Well, to clarify, I support capital punishment. I don't support any of the systemic issues that have lead to fatal errors in convictions that caused wrongful deaths along the Green Mile. No person could possibly support that. Our entire criminal justice system needs overhaul and it isn't going to start from the very end of the line.
Bypassing all of the necessary steps required to reform our police culture and criminal justice system - police corruption, antiquated pseudoscience like lie detectors, systemic racism - and skipping straight to abolishing the last ditch possible punishment for the worst crimes one human being can commit against another is the only time I'm going to use the phrase virtue signalling unironically.
There is a place in debate for the death penalty, but not until we reform all the things that LEAD to wrongful convictions. Skipping right to it is like trying to put out a house fire by splashing a bottle of water against the back door.
It does NOTHING to address the core systemic issues that make it an untenable capital solution.
Also, there are justifiable cases for capital punishment (like, entire shelves of true crimes books, full of real life monsters who really lived and really did absolutely unconscionable things, enough to fill SEVERAL shelves in fact) and no one is ever EVER going to convince me that people like John Wayne Gacy, Albert Fish, Richard Ramirez and HH Holmes weren't punished fairly in accordance to their crimes (all of those people they murdered/ate/tortured; in Fish's case, they were small children. He tortured them, mutilated, sexually abused them, ate them, and wrote detailed letters to their families describing what had done and what they tasted like).

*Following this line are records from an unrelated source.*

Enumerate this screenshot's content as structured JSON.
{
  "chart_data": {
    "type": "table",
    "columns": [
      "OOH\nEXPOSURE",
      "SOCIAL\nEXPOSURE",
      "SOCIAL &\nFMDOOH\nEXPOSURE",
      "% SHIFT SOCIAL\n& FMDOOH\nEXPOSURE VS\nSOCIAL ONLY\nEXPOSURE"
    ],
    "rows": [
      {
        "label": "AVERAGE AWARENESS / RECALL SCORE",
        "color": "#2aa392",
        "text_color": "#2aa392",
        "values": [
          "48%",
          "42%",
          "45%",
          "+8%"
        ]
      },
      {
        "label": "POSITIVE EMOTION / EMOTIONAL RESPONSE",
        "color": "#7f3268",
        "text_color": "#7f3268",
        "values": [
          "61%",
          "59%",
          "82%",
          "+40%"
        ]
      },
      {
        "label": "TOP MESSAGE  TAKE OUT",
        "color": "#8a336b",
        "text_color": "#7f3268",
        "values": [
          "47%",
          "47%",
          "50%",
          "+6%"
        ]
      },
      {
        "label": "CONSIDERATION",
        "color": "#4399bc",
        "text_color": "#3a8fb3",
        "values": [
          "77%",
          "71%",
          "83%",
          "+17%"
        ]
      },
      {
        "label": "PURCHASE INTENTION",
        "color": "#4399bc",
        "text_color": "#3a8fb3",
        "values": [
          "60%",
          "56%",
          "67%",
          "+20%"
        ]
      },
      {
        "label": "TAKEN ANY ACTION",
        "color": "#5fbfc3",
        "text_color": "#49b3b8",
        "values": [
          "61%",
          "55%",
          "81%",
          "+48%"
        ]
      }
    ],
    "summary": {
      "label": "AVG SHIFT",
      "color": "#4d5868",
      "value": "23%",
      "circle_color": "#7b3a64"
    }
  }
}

I guess if NH has made the decision to abolish capital punishment that's superficially good, except when you consider how New Hampshire also chafes and pontificates over the prospect of meaningful police reform. Because of that, it just can't ring anything but hollow to me; it's a solution that does NOTHING but placate and divert attention from the problems in our legal and penal systems which created the problem to begin with.